Il 7 agosto 2007, un anno fa esatto, un missile cade su un villaggio georgiano, senza esplodere: Tblisi accusa due caccia russi, che avrebbero mirato a un'installazione radar. La Nato conferma l'accusa, che Mosca respinge. Tra il 14 e il 15 giugno 2008 sud-osseti e georgiani si sparano addosso, accusandosi a vicenda di aver iniziato e provocando un morto e 4 feriti. Il 3 luglio 2008 un ufficiale della polizia sud-osseta è ucciso in un bombardamento aereo. Il 4 luglio due miliziani osseti muoiono nell'attaco a un posto di polizia, seguito da un bombardamento che provoca un altrro morto, e che la Georgia dice di aver effettuato per difesa. Il 6 luglio 4 abkhazi muoiono e sei altri sono feriti dall'esplosione di una bomba di cui l'Abkhazia accusa i georgiani e i georgiani una provocazione russa. Il 7 luglio c'è un altro conflitto a fuoco. L'8 luglio quattro soldati georgiani sono presi prigionieri e poi liberati. Il 9 luglio i jet russi sorvolano l'Ossezia del Sud, provocando il richiamo dell'ambasciatore georgiano a Mosca, proprio mentre Condeleeza Rice è a Tblisi per appoggiare la richiesta georgiana di adesione alla Nato. Il 15 luglio sia gli Stati Uniti che la Russia iniziano manovre militari inb Caucaso. Il 19 luglio un posto di polizia georgiano è attaccato da abkhazi, con il risultato di un morto. Il 29 luglio Ossezia del Sud e Georgia si accusano a vicenda di attacchi. Tra il primo e il 2 agosto si acccende una battaglia che provoca sei morti e 21 feriti, e che è seguita da altri scontri sporadici durati fino al 6. Il 7 un bombardamento dell'artiglieria georgiana provoca 4 morti. Dopo un effimero cessate il fuoco, l'8 agosto si scatena l'assalto georgiano "per restaurare l'ordine costituzionale nell'intera regione". Ma i georgiani oltre ai sud-osseti si trovano di fronte anche le forze di peace-keeping russe, accendendo una battaglia che provoca ormai oltre 1400 morti.
L'Occidentale 9 Agosto 2008

Alle radici della guerra in Ossezia cap. 1

Ricordate i Cavalieri Sarmati del film del 2004 King Arthur? Sia gli Osseti del Nord vittime del terrorismo islamico a Beslan, sia quegli Osseti del Sud che stanno ora attizzando a una vera e propria guerra tra Russia e Georgia sono loro discendenti. Sarmati e Sciti, noti agli antichi greci e romani, erano una serie di tribù di pastori e cacciatori nomadi, ma in alcuni casi anche di agricoltori. Abitavano nei territori delle attuali Polonia, Ucraina e Russia meridionale, parlavano dialetti del gruppo iranico nord-orientale. Furono loro, riferiscono le cronache classiche, a inventare lo spinello, aspirando il fumo della canapa indiana chiusi dentro a una specie di "sepolcri". Furono loro a ideare pure quell'armatura per cavalieri catafratta che copiata poi da persiani, romani e germani avrebbe dato origine alla cavalleria medievale. Gruppi di sarmati e sciti resi vassalli di unni, goti e vandali parteciparono al grande assalto all'Impero Romano, contro la cui espansione si erano a lungo opposti. Pur non trascurando, in molti casi, di servire nelle Legioni come mercenari. Un gruppo di loro a un certo punto riuscì a ritagliarsi in Spagna e in Francia del Sud regni indipendenti, che furono però poi riassorbiti dallo Stato Visigoto. Era la tribù dei cosidetti Alani, selezionatori anche del famoso cane che avrebbe preso il loro nome (anche se probabilmente il cane alano moderno non ha preso da quello antico se non la denominazione).

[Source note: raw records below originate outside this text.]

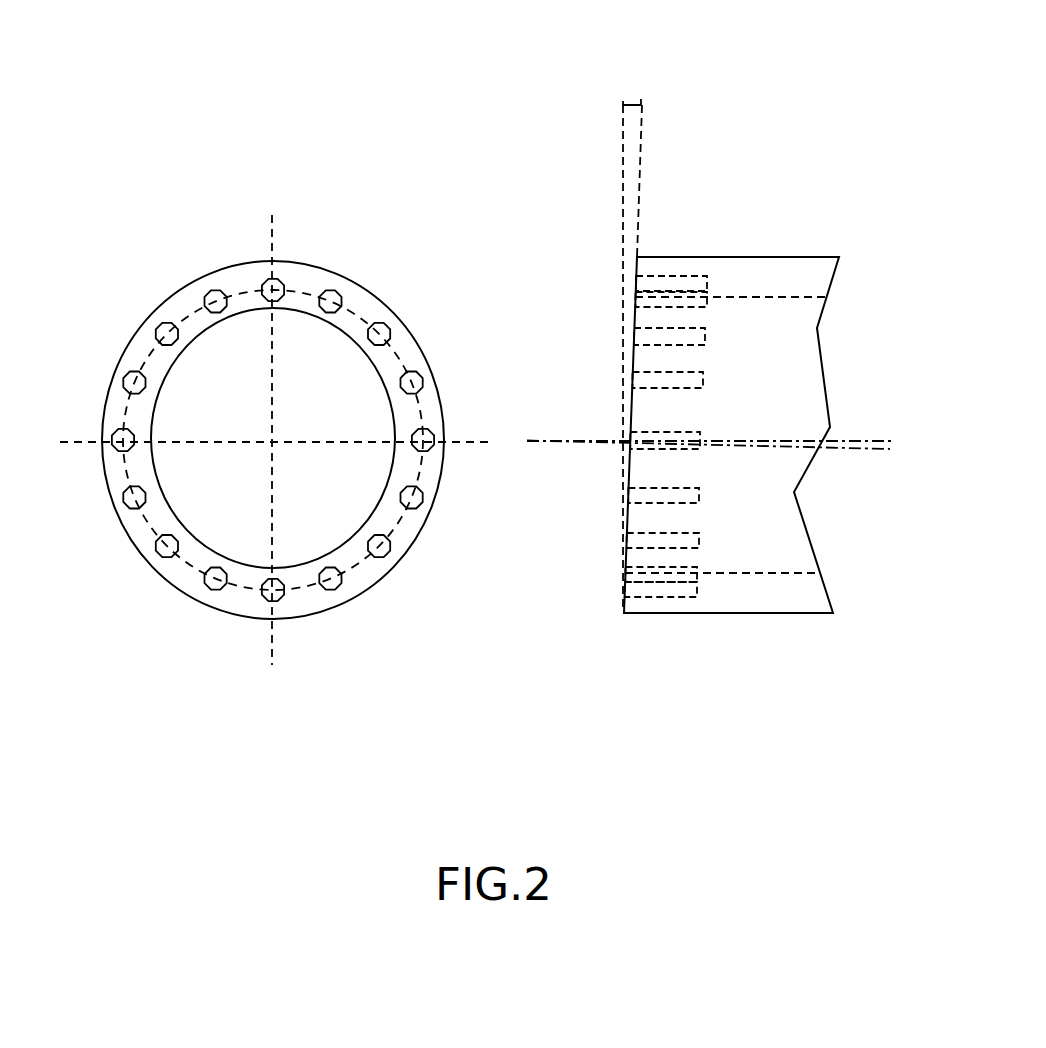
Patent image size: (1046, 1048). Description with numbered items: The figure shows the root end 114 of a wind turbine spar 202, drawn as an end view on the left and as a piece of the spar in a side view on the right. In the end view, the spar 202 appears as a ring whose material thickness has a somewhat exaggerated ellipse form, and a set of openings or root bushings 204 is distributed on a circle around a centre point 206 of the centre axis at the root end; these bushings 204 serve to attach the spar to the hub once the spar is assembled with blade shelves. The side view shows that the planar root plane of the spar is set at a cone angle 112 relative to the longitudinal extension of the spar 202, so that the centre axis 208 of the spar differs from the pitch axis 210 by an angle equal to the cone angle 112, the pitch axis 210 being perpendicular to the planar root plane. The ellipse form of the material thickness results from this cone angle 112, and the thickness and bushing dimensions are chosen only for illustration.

The cone angle 112 is at (631, 105).
The root end 114 is at (427, 603).
The WT spar 202 is at (311, 262).
The root bushings 204 is at (425, 375).
The centre point 206 is at (272, 443).
The centre axis 208 is at (880, 441).
The pitch axis 210 is at (877, 455).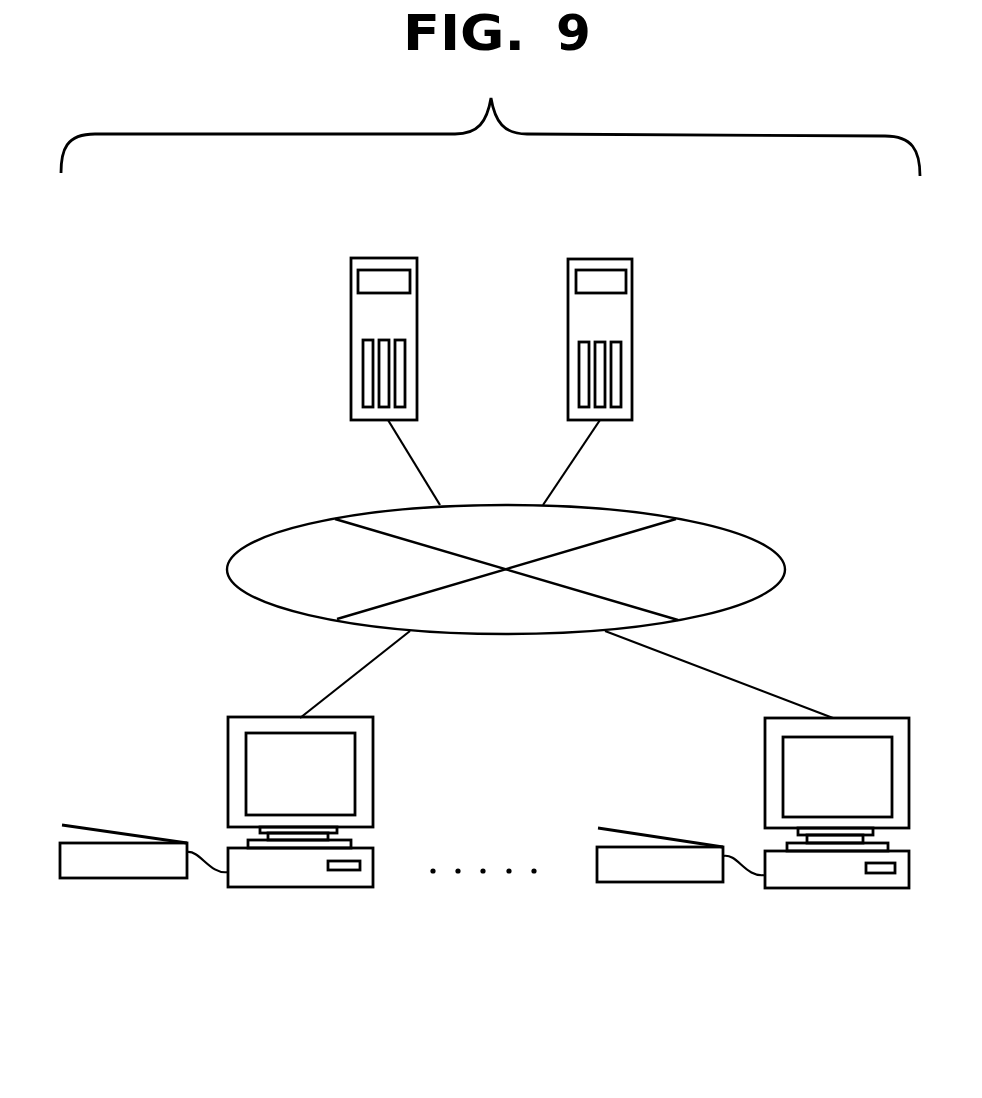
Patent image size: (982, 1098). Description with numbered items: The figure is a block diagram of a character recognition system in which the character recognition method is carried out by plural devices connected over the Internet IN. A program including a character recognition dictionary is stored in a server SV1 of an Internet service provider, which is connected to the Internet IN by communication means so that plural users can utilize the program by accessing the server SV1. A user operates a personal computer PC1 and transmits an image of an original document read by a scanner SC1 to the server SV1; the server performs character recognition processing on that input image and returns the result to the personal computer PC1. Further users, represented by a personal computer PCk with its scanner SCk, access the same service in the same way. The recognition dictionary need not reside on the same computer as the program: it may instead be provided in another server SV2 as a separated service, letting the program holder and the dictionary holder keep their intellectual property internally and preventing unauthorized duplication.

The server SV1 is at (388, 258).
The server SV2 is at (600, 259).
The Internet IN is at (785, 570).
The personal computer PC1 is at (300, 887).
The scanner SC1 is at (118, 878).
The personal computer PCk is at (835, 888).
The scanner SCk is at (655, 882).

Più in generale, i Sarmati, Sciti e Alani sparsisi per l'Europa si sarebbero poi fusi alle popolazioni latinizzate, germaniche o slave in mezzo a cui erano finiti, perdendo completamente la proppria identità nel calderone. Ma alcuni aspetti della loro cultura sarebbero poi stati fatti propri dalla civiltà europea medievale: la già citata cavalleria corazzata, ad esempio; e anche l'uso massiccio di animali selvatici nelle decorazioni. Un popolo di contadini alani convertiti al cristianesimo da missionari bizantini avrebbe invece mantenuto la propria lingua iranica ancestrale in un angolo del Caucaso, formando tra VIII e IX secolo un regno indipendente, distrutto però dall'invasione mongola del 1238-39. Dopo di che, una parte degli alani sarebbe stata assorbita dai turchi. Un'altra parte sarebbe stata inclusa nel Regno di Georgia mantenendovi però la propria lingua, fino all'annessione della Georgia alla Russia del 1801. Una terza componente del popolo alano, infine, dopo aver sopravvissuto per secoli in una precaria indipendenza sempre in lotta con i turchi dell'Impero Ottomano e con i tatari del Khanato di Crimea, si sarebbe spontaneamente messa sotto la sovranità russa nel 1767.

La parola "osseta" viene appunto dalla denominazione georgiana degli alani, poi fatta propria dai russi. Sotto il comune dominio di San Pietroburgo georgiani e osseti, di identica fede ortodossa, si mescolarono massicciamente. Lo stesso Stalin era figlio di un osseta georgianizzato e di una georgiana: ma il particolare che alludere al suo sangue osseta fosse uno dei modi più sicuri per finire nel Gulag dimostra come questa convivenza sia stata tutt'altro che senza spine. E infatti tra 1918 e 1920 la dichiarazione di indipendenza georgiana dopo la Rivoluzione di Ottobre provocò un primo conflitto sfociato in una catena di massacri reciproci tra il governo menscevico di Tblisi e i Soviet bolscevichi in cui gli osseti si erano organizzati, con un saldo di oltre 5000 morti. Vinsero i georgiani, ma quando nel febbraio del 1921 l'Armata Rossa mosse alla riconquista della Georgia molti osseti si unirono all'esercito invasore. Nell'aprile del 1922 il governo della nuova Georgia sovietica stabilì dunque una Provincia Autonoma dell'Ossezia del Sud in cui furono inseriti varie aree a popolazione integralmente o in maggioranza georgiana. Compreso lo stesso capoluogo Tskhinvali.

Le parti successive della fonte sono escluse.